Avec Plantations, travaux in situ, Daniel Buren propose une création inédite, qui s’étend des jardins à l’intérieur du musée, faisant dialoguer l’environnement de Giverny et les œuvres de la collection. Un siècle après la disparition de Claude Monet, l’artiste prolonge certaines intuitions fondamentales des peintres impressionnistes, intéressés par les effets changeants de la couleur et de la lumière dans la nature. Mais là où Monet et Caillebotte peignaient les frémissements de l’eau, des paysages ou du ciel, Buren inscrit ses œuvres dans l’espace même où nous nous déplaçons, faisant de la perception un phénomène mouvant et toujours renouvelé. Semées dans le paysage de Giverny, ses Plantations créent de grandes perspectives de couleurs – teintées de bleu, de jaune, de noir, de rouge et de violet – qui viennent s’inscrire dans le cadre verdoyant de la colline et des jardins, et qui se prolongent à l’intérieur des salles. Au sein des galeries, l’exposition d’une sélection d’œuvres issues de la collection du musée côtoie le travail de Buren et nous invite à une immersion dans la nature et dans la création artistique.
En parallèle de l’exposition « Invitation à Daniel Buren. Plantations : travaux in situ, 2026 », le musée des impressionnismes Giverny présente, comme chaque été, une sélection d’œuvres conservées dans ses collections. À l’intérieur des galeries d’exposition, environ 70 œuvres – peintures, sculptures, arts graphiques, photographies ou arts décoratifs – se déploient au fil de cinq sections consacrées à différents concepts liés à la sensibilité artistique, et au sein desquelles se nouent des dialogues entre chefs-d’œuvre impressionnistes et création contemporaine : immersion, horizon, éclat, nuances, structure.
De la nature luxuriante peinte par Pierre Bonnard, Gustave Caillebotte ou Maude Maris aux marines et jardins où ciel et eau se rejoignent d’Eugène Boudin, Claude Monet ou Hiramatsu Reiji, le parcours invite à une immersion dans le paysage et à une réflexion sur les limites de l’espace pictural.

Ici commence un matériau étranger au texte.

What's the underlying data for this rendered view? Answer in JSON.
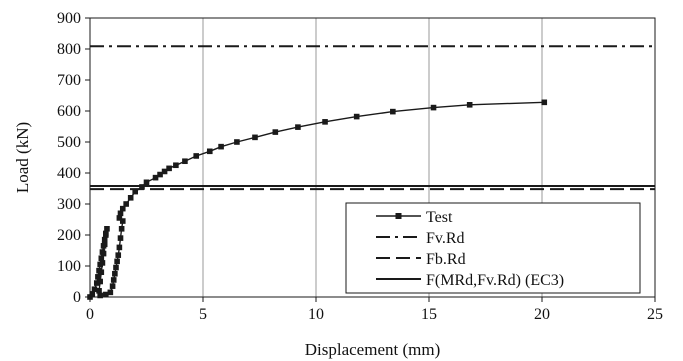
{
  "chart_data": {
    "type": "line",
    "xlabel": "Displacement (mm)",
    "ylabel": "Load (kN)",
    "xlim": [
      0,
      25
    ],
    "ylim": [
      0,
      900
    ],
    "xticks": [
      0,
      5,
      10,
      15,
      20,
      25
    ],
    "yticks": [
      0,
      100,
      200,
      300,
      400,
      500,
      600,
      700,
      800,
      900
    ],
    "grid": "vertical",
    "legend_position": "bottom-right",
    "series": [
      {
        "name": "Test",
        "style": "solid-square-markers",
        "points": [
          [
            0.0,
            0
          ],
          [
            0.1,
            10
          ],
          [
            0.2,
            25
          ],
          [
            0.3,
            45
          ],
          [
            0.35,
            65
          ],
          [
            0.4,
            85
          ],
          [
            0.45,
            105
          ],
          [
            0.5,
            125
          ],
          [
            0.55,
            145
          ],
          [
            0.6,
            165
          ],
          [
            0.65,
            185
          ],
          [
            0.7,
            205
          ],
          [
            0.75,
            220
          ],
          [
            0.7,
            200
          ],
          [
            0.65,
            170
          ],
          [
            0.6,
            140
          ],
          [
            0.55,
            110
          ],
          [
            0.5,
            80
          ],
          [
            0.45,
            50
          ],
          [
            0.4,
            20
          ],
          [
            0.45,
            5
          ],
          [
            0.7,
            8
          ],
          [
            0.9,
            15
          ],
          [
            1.0,
            35
          ],
          [
            1.05,
            55
          ],
          [
            1.1,
            75
          ],
          [
            1.15,
            95
          ],
          [
            1.2,
            115
          ],
          [
            1.25,
            135
          ],
          [
            1.3,
            160
          ],
          [
            1.35,
            190
          ],
          [
            1.4,
            220
          ],
          [
            1.45,
            245
          ],
          [
            1.3,
            255
          ],
          [
            1.35,
            270
          ],
          [
            1.45,
            285
          ],
          [
            1.6,
            300
          ],
          [
            1.8,
            320
          ],
          [
            2.0,
            340
          ],
          [
            2.3,
            355
          ],
          [
            2.5,
            370
          ],
          [
            2.9,
            385
          ],
          [
            3.1,
            395
          ],
          [
            3.3,
            405
          ],
          [
            3.5,
            415
          ],
          [
            3.8,
            425
          ],
          [
            4.2,
            438
          ],
          [
            4.7,
            455
          ],
          [
            5.3,
            470
          ],
          [
            5.8,
            485
          ],
          [
            6.5,
            500
          ],
          [
            7.3,
            515
          ],
          [
            8.2,
            532
          ],
          [
            9.2,
            548
          ],
          [
            10.4,
            565
          ],
          [
            11.8,
            582
          ],
          [
            13.4,
            598
          ],
          [
            15.2,
            611
          ],
          [
            16.8,
            620
          ],
          [
            20.1,
            628
          ]
        ]
      },
      {
        "name": "Fv.Rd",
        "style": "dash-dot",
        "y": 809
      },
      {
        "name": "Fb.Rd",
        "style": "dashed",
        "y": 348
      },
      {
        "name": "F(MRd,Fv.Rd) (EC3)",
        "style": "solid",
        "y": 358
      }
    ]
  },
  "colors": {
    "line": "#1a1a1a",
    "grid": "#9a9a9a",
    "background": "#ffffff"
  }
}
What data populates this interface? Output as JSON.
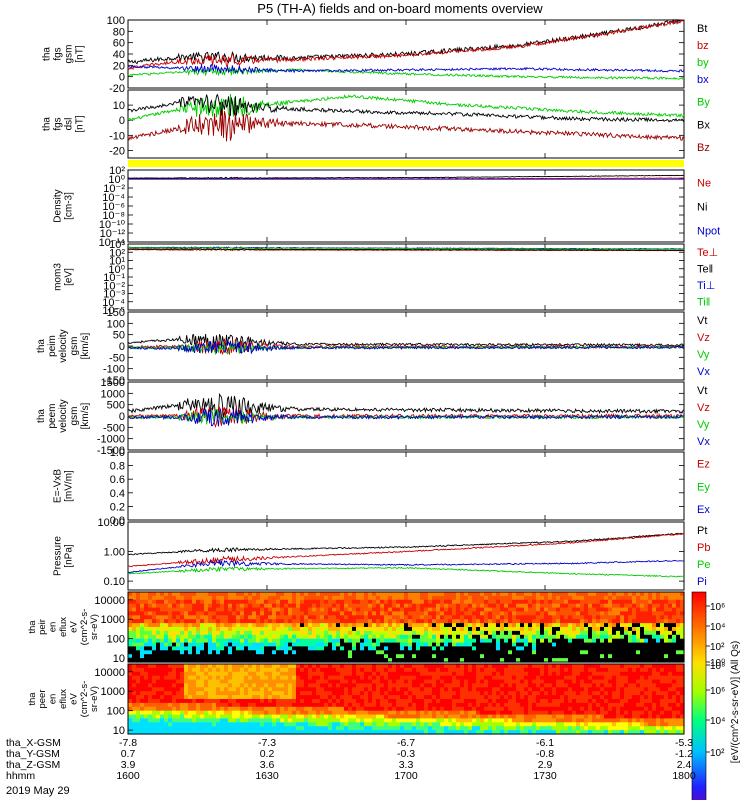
{
  "chart_data": {
    "type": "line",
    "title": "P5 (TH-A) fields and on-board moments overview",
    "date": "2019 May 29",
    "time_axis": {
      "ticks_hhmm": [
        "1600",
        "1630",
        "1700",
        "1730",
        "1800"
      ],
      "ephemeris": [
        {
          "label": "tha_X-GSM",
          "values": [
            "-7.8",
            "-7.3",
            "-6.7",
            "-6.1",
            "-5.3"
          ]
        },
        {
          "label": "tha_Y-GSM",
          "values": [
            "0.7",
            "0.2",
            "-0.3",
            "-0.8",
            "-1.2"
          ]
        },
        {
          "label": "tha_Z-GSM",
          "values": [
            "3.9",
            "3.6",
            "3.3",
            "2.9",
            "2.4"
          ]
        },
        {
          "label": "hhmm",
          "values": [
            "1600",
            "1630",
            "1700",
            "1730",
            "1800"
          ]
        }
      ]
    },
    "panels": [
      {
        "id": "fgs-mag",
        "ylabel": [
          "tha",
          "fgs",
          "gsm",
          "[nT]"
        ],
        "ylim": [
          -20,
          100
        ],
        "yticks": [
          {
            "v": 100,
            "t": "100"
          },
          {
            "v": 80,
            "t": "80"
          },
          {
            "v": 60,
            "t": "60"
          },
          {
            "v": 40,
            "t": "40"
          },
          {
            "v": 20,
            "t": "20"
          },
          {
            "v": 0,
            "t": "0"
          },
          {
            "v": -20,
            "t": "-20"
          }
        ],
        "series": [
          {
            "name": "Bt",
            "color": "#000000",
            "x": [
              0,
              0.1,
              0.3,
              0.5,
              0.7,
              0.85,
              1
            ],
            "y": [
              25,
              35,
              33,
              40,
              55,
              75,
              100
            ],
            "noise": 4,
            "stormNoise": 6
          },
          {
            "name": "bz",
            "color": "#cc0000",
            "x": [
              0,
              0.1,
              0.3,
              0.5,
              0.7,
              0.85,
              1
            ],
            "y": [
              15,
              28,
              30,
              38,
              53,
              74,
              99
            ],
            "noise": 3,
            "stormNoise": 8
          },
          {
            "name": "by",
            "color": "#00cc00",
            "x": [
              0,
              0.1,
              0.3,
              0.5,
              0.7,
              0.85,
              1
            ],
            "y": [
              3,
              8,
              12,
              5,
              0,
              -2,
              -3
            ],
            "noise": 2,
            "stormNoise": 5
          },
          {
            "name": "bx",
            "color": "#0000cc",
            "x": [
              0,
              0.1,
              0.3,
              0.5,
              0.7,
              0.85,
              1
            ],
            "y": [
              18,
              15,
              10,
              12,
              14,
              12,
              10
            ],
            "noise": 2,
            "stormNoise": 6
          }
        ]
      },
      {
        "id": "fgs-dsl",
        "ylabel": [
          "tha",
          "fgs",
          "dsl",
          "[nT]"
        ],
        "ylim": [
          -25,
          20
        ],
        "yticks": [
          {
            "v": 20,
            "t": ""
          },
          {
            "v": 10,
            "t": "10"
          },
          {
            "v": 0,
            "t": "0"
          },
          {
            "v": -10,
            "t": "-10"
          },
          {
            "v": -20,
            "t": "-20"
          }
        ],
        "series": [
          {
            "name": "By",
            "color": "#00cc00",
            "x": [
              0,
              0.1,
              0.25,
              0.4,
              0.6,
              0.8,
              1
            ],
            "y": [
              0,
              8,
              10,
              16,
              10,
              6,
              3
            ],
            "noise": 1,
            "stormNoise": 8
          },
          {
            "name": "Bx",
            "color": "#000000",
            "x": [
              0,
              0.1,
              0.25,
              0.4,
              0.6,
              0.8,
              1
            ],
            "y": [
              6,
              12,
              8,
              6,
              4,
              1,
              0
            ],
            "noise": 1.2,
            "stormNoise": 6
          },
          {
            "name": "Bz",
            "color": "#990000",
            "x": [
              0,
              0.1,
              0.25,
              0.4,
              0.6,
              0.8,
              1
            ],
            "y": [
              -12,
              -5,
              -2,
              -3,
              -6,
              -9,
              -12
            ],
            "noise": 1.5,
            "stormNoise": 10
          }
        ]
      },
      {
        "id": "density",
        "ylabel": [
          "Density",
          "[cm-3]"
        ],
        "log": true,
        "ylim": [
          -14,
          2
        ],
        "yticks": [
          {
            "v": 2,
            "t": "10²"
          },
          {
            "v": 0,
            "t": "10⁰"
          },
          {
            "v": -2,
            "t": "10⁻²"
          },
          {
            "v": -4,
            "t": "10⁻⁴"
          },
          {
            "v": -6,
            "t": "10⁻⁶"
          },
          {
            "v": -8,
            "t": "10⁻⁸"
          },
          {
            "v": -10,
            "t": "10⁻¹⁰"
          },
          {
            "v": -12,
            "t": "10⁻¹²"
          },
          {
            "v": -14,
            "t": "10⁻¹⁴"
          }
        ],
        "series": [
          {
            "name": "Ne",
            "color": "#cc0000",
            "x": [
              0,
              0.5,
              1
            ],
            "y": [
              0.1,
              0.05,
              0.2
            ],
            "noise": 0.05,
            "stormNoise": 0.1
          },
          {
            "name": "Ni",
            "color": "#000000",
            "x": [
              0,
              0.5,
              1
            ],
            "y": [
              0.2,
              0.3,
              0.8
            ],
            "noise": 0.05,
            "stormNoise": 0.1
          },
          {
            "name": "Npot",
            "color": "#0000cc",
            "x": [
              0,
              1
            ],
            "y": [
              -0.05,
              -0.05
            ],
            "noise": 0,
            "stormNoise": 0
          }
        ]
      },
      {
        "id": "temperature",
        "ylabel": [
          "mom3",
          "[eV]"
        ],
        "log": true,
        "ylim": [
          -5,
          3
        ],
        "yticks": [
          {
            "v": 3,
            "t": "10³"
          },
          {
            "v": 2,
            "t": "10²"
          },
          {
            "v": 1,
            "t": "10¹"
          },
          {
            "v": 0,
            "t": "10⁰"
          },
          {
            "v": -1,
            "t": "10⁻¹"
          },
          {
            "v": -2,
            "t": "10⁻²"
          },
          {
            "v": -3,
            "t": "10⁻³"
          },
          {
            "v": -4,
            "t": "10⁻⁴"
          },
          {
            "v": -5,
            "t": "10⁻⁵"
          }
        ],
        "series": [
          {
            "name": "Te⊥",
            "color": "#cc0000",
            "x": [
              0,
              1
            ],
            "y": [
              2.3,
              2.2
            ],
            "noise": 0.03,
            "stormNoise": 0.05
          },
          {
            "name": "Te‖",
            "color": "#000000",
            "x": [
              0,
              1
            ],
            "y": [
              2.4,
              2.25
            ],
            "noise": 0.03,
            "stormNoise": 0.05
          },
          {
            "name": "Ti⊥",
            "color": "#0000cc",
            "x": [
              0,
              1
            ],
            "y": [
              2.6,
              2.4
            ],
            "noise": 0.03,
            "stormNoise": 0.05
          },
          {
            "name": "Ti‖",
            "color": "#00cc00",
            "x": [
              0,
              1
            ],
            "y": [
              2.55,
              2.35
            ],
            "noise": 0.03,
            "stormNoise": 0.05
          }
        ]
      },
      {
        "id": "peim-velocity",
        "ylabel": [
          "tha",
          "peim",
          "velocity",
          "gsm",
          "[km/s]"
        ],
        "ylim": [
          -150,
          150
        ],
        "yticks": [
          {
            "v": 150,
            "t": "150"
          },
          {
            "v": 100,
            "t": "100"
          },
          {
            "v": 50,
            "t": "50"
          },
          {
            "v": 0,
            "t": "0"
          },
          {
            "v": -50,
            "t": "-50"
          },
          {
            "v": -100,
            "t": "-100"
          },
          {
            "v": -150,
            "t": "-150"
          }
        ],
        "series": [
          {
            "name": "Vt",
            "color": "#000000",
            "x": [
              0,
              0.1,
              0.3,
              1
            ],
            "y": [
              15,
              30,
              8,
              5
            ],
            "noise": 5,
            "stormNoise": 35
          },
          {
            "name": "Vz",
            "color": "#cc0000",
            "x": [
              0,
              1
            ],
            "y": [
              -3,
              -3
            ],
            "noise": 6,
            "stormNoise": 30
          },
          {
            "name": "Vy",
            "color": "#00cc00",
            "x": [
              0,
              1
            ],
            "y": [
              -8,
              -5
            ],
            "noise": 5,
            "stormNoise": 25
          },
          {
            "name": "Vx",
            "color": "#0000cc",
            "x": [
              0,
              1
            ],
            "y": [
              -10,
              -6
            ],
            "noise": 5,
            "stormNoise": 30
          }
        ]
      },
      {
        "id": "peem-velocity",
        "ylabel": [
          "tha",
          "peem",
          "velocity",
          "gsm",
          "[km/s]"
        ],
        "ylim": [
          -1500,
          1500
        ],
        "yticks": [
          {
            "v": 1500,
            "t": "1500"
          },
          {
            "v": 1000,
            "t": "1000"
          },
          {
            "v": 500,
            "t": "500"
          },
          {
            "v": 0,
            "t": "0"
          },
          {
            "v": -500,
            "t": "-500"
          },
          {
            "v": -1000,
            "t": "-1000"
          },
          {
            "v": -1500,
            "t": "-1500"
          }
        ],
        "series": [
          {
            "name": "Vt",
            "color": "#000000",
            "x": [
              0,
              0.1,
              0.3,
              1
            ],
            "y": [
              200,
              500,
              300,
              200
            ],
            "noise": 80,
            "stormNoise": 500
          },
          {
            "name": "Vz",
            "color": "#cc0000",
            "x": [
              0,
              1
            ],
            "y": [
              0,
              0
            ],
            "noise": 80,
            "stormNoise": 400
          },
          {
            "name": "Vy",
            "color": "#00cc00",
            "x": [
              0,
              1
            ],
            "y": [
              -50,
              -50
            ],
            "noise": 70,
            "stormNoise": 300
          },
          {
            "name": "Vx",
            "color": "#0000cc",
            "x": [
              0,
              1
            ],
            "y": [
              -60,
              -40
            ],
            "noise": 70,
            "stormNoise": 350
          }
        ]
      },
      {
        "id": "efield",
        "ylabel": [
          "E=-VxB",
          "[mV/m]"
        ],
        "ylim": [
          0,
          1
        ],
        "yticks": [
          {
            "v": 1,
            "t": "1.0"
          },
          {
            "v": 0.8,
            "t": "0.8"
          },
          {
            "v": 0.6,
            "t": "0.6"
          },
          {
            "v": 0.4,
            "t": "0.4"
          },
          {
            "v": 0.2,
            "t": "0.2"
          },
          {
            "v": 0,
            "t": "0.0"
          }
        ],
        "series": [
          {
            "name": "Ez",
            "color": "#cc0000",
            "x": [],
            "y": []
          },
          {
            "name": "Ey",
            "color": "#00cc00",
            "x": [],
            "y": []
          },
          {
            "name": "Ex",
            "color": "#0000cc",
            "x": [],
            "y": []
          }
        ]
      },
      {
        "id": "pressure",
        "ylabel": [
          "Pressure",
          "[nPa]"
        ],
        "log": true,
        "ylim": [
          -1.3,
          1
        ],
        "yticks": [
          {
            "v": 1,
            "t": "10.00"
          },
          {
            "v": 0,
            "t": "1.00"
          },
          {
            "v": -1,
            "t": "0.10"
          }
        ],
        "series": [
          {
            "name": "Pt",
            "color": "#000000",
            "x": [
              0,
              0.15,
              0.5,
              0.8,
              1
            ],
            "y": [
              -0.1,
              0.05,
              0.15,
              0.35,
              0.62
            ],
            "noise": 0.02,
            "stormNoise": 0.05
          },
          {
            "name": "Pb",
            "color": "#cc0000",
            "x": [
              0,
              0.15,
              0.5,
              0.8,
              1
            ],
            "y": [
              -0.5,
              -0.3,
              0.0,
              0.3,
              0.6
            ],
            "noise": 0.02,
            "stormNoise": 0.1
          },
          {
            "name": "Pe",
            "color": "#00cc00",
            "x": [
              0,
              0.15,
              0.5,
              0.8,
              1
            ],
            "y": [
              -0.75,
              -0.6,
              -0.55,
              -0.75,
              -0.85
            ],
            "noise": 0.02,
            "stormNoise": 0.06
          },
          {
            "name": "Pi",
            "color": "#0000cc",
            "x": [
              0,
              0.15,
              0.5,
              0.8,
              1
            ],
            "y": [
              -0.7,
              -0.4,
              -0.45,
              -0.4,
              -0.3
            ],
            "noise": 0.02,
            "stormNoise": 0.08
          }
        ]
      }
    ],
    "spectrograms": [
      {
        "id": "peir-eflux",
        "type": "heatmap",
        "ylabel": [
          "tha",
          "peir",
          "en",
          "eflux",
          "eV",
          "(cm^2-s-",
          "sr-eV)"
        ],
        "yticks": [
          {
            "v": 4,
            "t": "10000"
          },
          {
            "v": 3,
            "t": "1000"
          },
          {
            "v": 2,
            "t": "100"
          },
          {
            "v": 1,
            "t": "10"
          }
        ],
        "ylim": [
          0.8,
          4.4
        ],
        "species": "ion"
      },
      {
        "id": "peer-eflux",
        "type": "heatmap",
        "ylabel": [
          "tha",
          "peer",
          "en",
          "eflux",
          "eV",
          "(cm^2-s-",
          "sr-eV)"
        ],
        "yticks": [
          {
            "v": 4,
            "t": "10000"
          },
          {
            "v": 3,
            "t": "1000"
          },
          {
            "v": 2,
            "t": "100"
          },
          {
            "v": 1,
            "t": "10"
          }
        ],
        "ylim": [
          0.8,
          4.4
        ],
        "species": "electron"
      }
    ],
    "colorbar": {
      "label": "[eV/(cm^2-s-sr-eV)] (All Qs)",
      "ticks_top": [
        "10⁶",
        "10⁴",
        "10²",
        "10⁰"
      ],
      "ticks_bottom": [
        "10⁸",
        "10⁶",
        "10⁴",
        "10²"
      ]
    },
    "mode_bar": {
      "color": "#ffff00"
    }
  }
}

Il explore ensuite les effets changeants de la lumière qui animent les œuvres de Theodore Earl Butler, Mary Wheeler ou Maurice Denis, avant de révéler les infinies nuances des couleurs et de leurs variations, de Johan Barthold Jongkind à Jean Francis Auburtin ou Jacques Monory. Enfin, photographies, estampes et sculptures soulignent comment la simplification des formes, le jeu des lignes et des contrastes permettent de saisir l’essence d’un paysage ou d’une figure.
Comme chaque année, l’exposition estivale est l’occasion de redécouvrir la collection du musée sous un nouvel angle, à travers des confrontations et des dialogues inédits. Elle présente également les derniers enrichissements de la collection, qui ne cesse de se développer grâce aux acquisitions, aux dons et aux dépôts.